Is Sherlock Holmes setting up a unrealistic role model for young people on the autistic spectrum? There is a lot Sherlock Holmes is able to do intellectually, and is garnering even more respect for his acute observation skills in just the first chapter. Dr. Watson is even given credit, however Sherlock Holmes proves almost every conclusion of Watson’s wrong, further proving that his attention to detail, acute observation skills and seemingly random and sporadic knowledge base could show how Holmes is arguably on the autistic spectrum…
However, is this something that young children and adults should look to as a realistic role model? If Holmes is on the spectrum, he is extremely high-functioning. Most whom are diagnosed with Autism Spectrum disorder are not so fortunate. Some are mute, do not respond to commands or requests and show other very, very different symptoms than Sherlock. Autism Speaks, Inc. wrote an article titled “About Autism,” in which they don’t give any specific percentages or demographics, however states:
“Some children diagnosed with autism remain mute throughout their lives. Some infants who later show signs of autism coo and babble during the first few months of life, but they soon stop.

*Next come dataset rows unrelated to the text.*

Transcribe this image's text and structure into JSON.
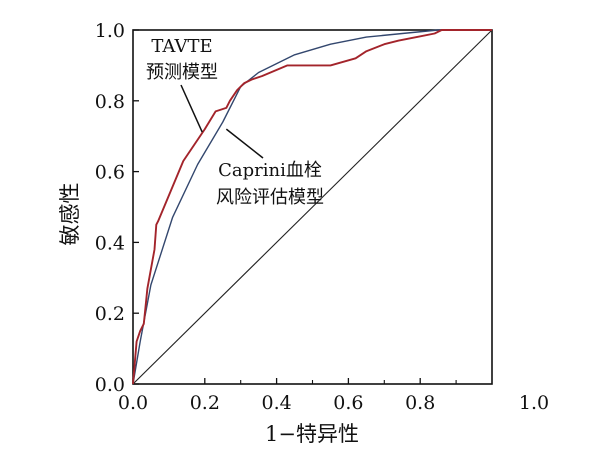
{
  "chart_data": {
    "type": "line",
    "title": "",
    "xlabel": "1−特异性",
    "ylabel": "敏感性",
    "xlim": [
      0,
      1
    ],
    "ylim": [
      0,
      1
    ],
    "x_ticks": [
      "0.0",
      "0.2",
      "0.4",
      "0.6",
      "0.8",
      "1.0"
    ],
    "y_ticks": [
      "0.0",
      "0.2",
      "0.4",
      "0.6",
      "0.8",
      "1.0"
    ],
    "grid": false,
    "legend": "none",
    "reference_line": {
      "x": [
        0,
        1
      ],
      "y": [
        0,
        1
      ],
      "color": "#222222"
    },
    "series": [
      {
        "color": "#a3242b",
        "x": [
          0.0,
          0.01,
          0.02,
          0.03,
          0.04,
          0.06,
          0.065,
          0.07,
          0.14,
          0.2,
          0.23,
          0.26,
          0.27,
          0.29,
          0.31,
          0.33,
          0.36,
          0.43,
          0.55,
          0.62,
          0.65,
          0.7,
          0.74,
          0.79,
          0.84,
          0.86,
          1.0
        ],
        "y": [
          0.0,
          0.12,
          0.15,
          0.17,
          0.27,
          0.38,
          0.45,
          0.46,
          0.63,
          0.72,
          0.77,
          0.78,
          0.8,
          0.83,
          0.85,
          0.86,
          0.87,
          0.9,
          0.9,
          0.92,
          0.94,
          0.96,
          0.97,
          0.98,
          0.99,
          1.0,
          1.0
        ]
      },
      {
        "color": "#33476e",
        "x": [
          0.0,
          0.02,
          0.05,
          0.11,
          0.18,
          0.25,
          0.3,
          0.35,
          0.45,
          0.55,
          0.65,
          0.75,
          0.85,
          1.0
        ],
        "y": [
          0.0,
          0.12,
          0.28,
          0.47,
          0.62,
          0.74,
          0.84,
          0.88,
          0.93,
          0.96,
          0.98,
          0.99,
          1.0,
          1.0
        ]
      }
    ],
    "annotations": [
      {
        "lines": [
          "TAVTE",
          "预测模型"
        ],
        "x": 0.19,
        "y": 0.72
      },
      {
        "lines": [
          "Caprini血栓",
          "风险评估模型"
        ],
        "x": 0.3,
        "y": 0.68
      }
    ]
  }
}
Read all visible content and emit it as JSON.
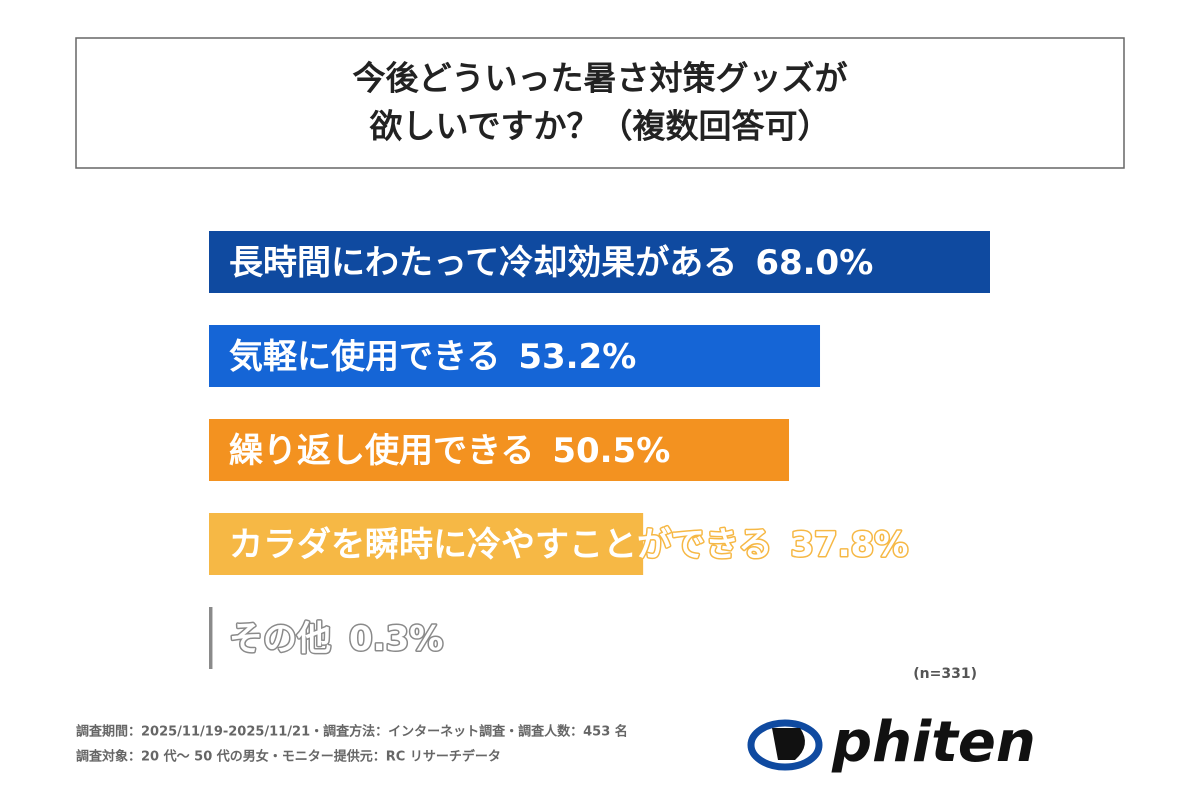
{
  "chart_data": {
    "type": "bar",
    "orientation": "horizontal",
    "title_lines": [
      "今後どういった暑さ対策グッズが",
      "欲しいですか？（複数回答可）"
    ],
    "categories": [
      "長時間にわたって冷却効果がある",
      "気軽に使用できる",
      "繰り返し使用できる",
      "カラダを瞬時に冷やすことができる",
      "その他"
    ],
    "values": [
      68.0,
      53.2,
      50.5,
      37.8,
      0.3
    ],
    "value_labels": [
      "68.0%",
      "53.2%",
      "50.5%",
      "37.8%",
      "0.3%"
    ],
    "colors": [
      "#0f4aa0",
      "#1565d6",
      "#f39220",
      "#f6b845",
      "#8a8a8a"
    ],
    "note": "(n=331)"
  },
  "footer": {
    "lines": [
      "調査期間：2025/11/19-2025/11/21・調査方法：インターネット調査・調査人数：453 名",
      "調査対象：20 代〜 50 代の男女・モニター提供元：RC リサーチデータ"
    ],
    "logo": "phiten"
  }
}
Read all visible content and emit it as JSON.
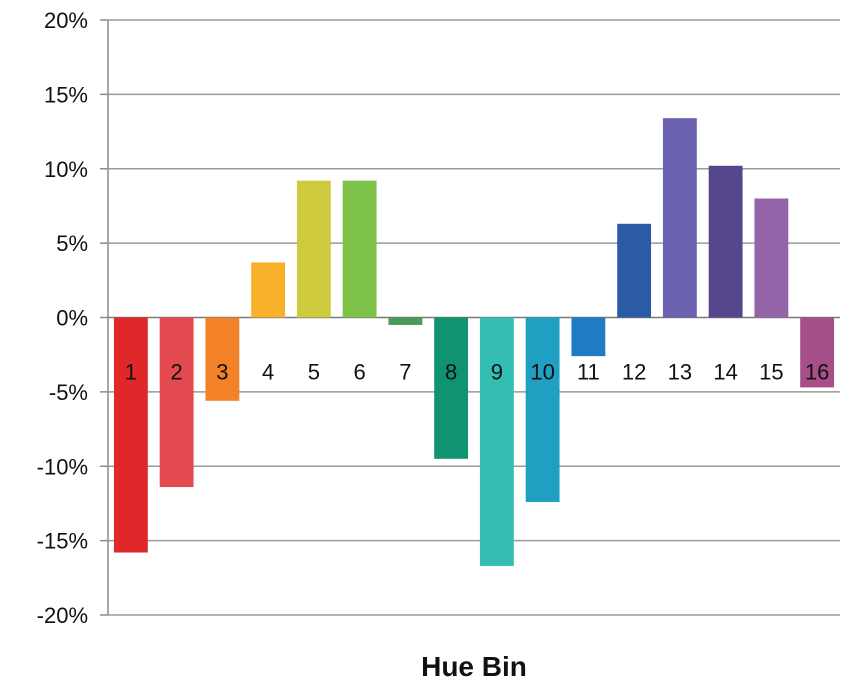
{
  "chart_data": {
    "type": "bar",
    "title": "",
    "xlabel": "Hue Bin",
    "ylabel": "",
    "categories": [
      "1",
      "2",
      "3",
      "4",
      "5",
      "6",
      "7",
      "8",
      "9",
      "10",
      "11",
      "12",
      "13",
      "14",
      "15",
      "16"
    ],
    "values": [
      -15.8,
      -11.4,
      -5.6,
      3.7,
      9.2,
      9.2,
      -0.5,
      -9.5,
      -16.7,
      -12.4,
      -2.6,
      6.3,
      13.4,
      10.2,
      8.0,
      -4.7
    ],
    "colors": [
      "#e0282b",
      "#e24a4f",
      "#f28127",
      "#f9b02a",
      "#cdcb3d",
      "#7ec24a",
      "#4a9a58",
      "#0f9371",
      "#33bdb3",
      "#1f9fc1",
      "#1f7cc3",
      "#2b5aa6",
      "#6a61b0",
      "#56478c",
      "#9365a8",
      "#a64f88"
    ],
    "ylim": [
      -20,
      20
    ],
    "yticks": [
      20,
      15,
      10,
      5,
      0,
      -5,
      -10,
      -15,
      -20
    ],
    "ytick_labels": [
      "20%",
      "15%",
      "10%",
      "5%",
      "0%",
      "-5%",
      "-10%",
      "-15%",
      "-20%"
    ],
    "grid": true,
    "legend": "none"
  }
}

Others may be delayed, developing language as late as age 5 to 9. Some children may learn to use communication systems such as pictures or sign language.” (Autism Speaks, 6)
Sherlock Holmes is a grown man, which while this doesn’t disprove the argument that he is on the spectrum, it does hinder it slightly. However, in the next sentence in the article, it is also stated that a lot of them who have communication difficulties that do speak struggle to form coherent sentences, in which Holmes has no trouble with, regardless of the situation being inappropriate or not.
Sherlock is an intelligent man that many neurotypical or neurodivergent people should strive to look to as a role model for his observing, problem solving and determination. Yet, even for those whom are very intelligent either way, Holmes sets up a very high standard that many will find isn’t a realistic feat for someone in the general population. He also has some negative characteristics, such as his inability to diagnose an awkward or inappropriate social situation, some of his habits such as drug use, and his competitiveness that often offends and portrays a large ego.
This trend is also being seen more now in the current decade. In personal experience, movies and TV shows with a neurodivergent character is often a hero or heroine of sorts, a moral compass for the “right thing to do,” and I haven’t seen one where they are mute or unable to form complete, meaningful sentences. This portrays all kinds of different neurodivergent characteristics, and many struggle from a combination. Sherlock Holmes arguably is one of the first who is seen as neurodivergent, or on the autistic spectrum; yet he is more than likely not someone most people would go to for an example of someone to strive to be like, giving them an unrealistic bar to reach for, neurodivergent or otherwise.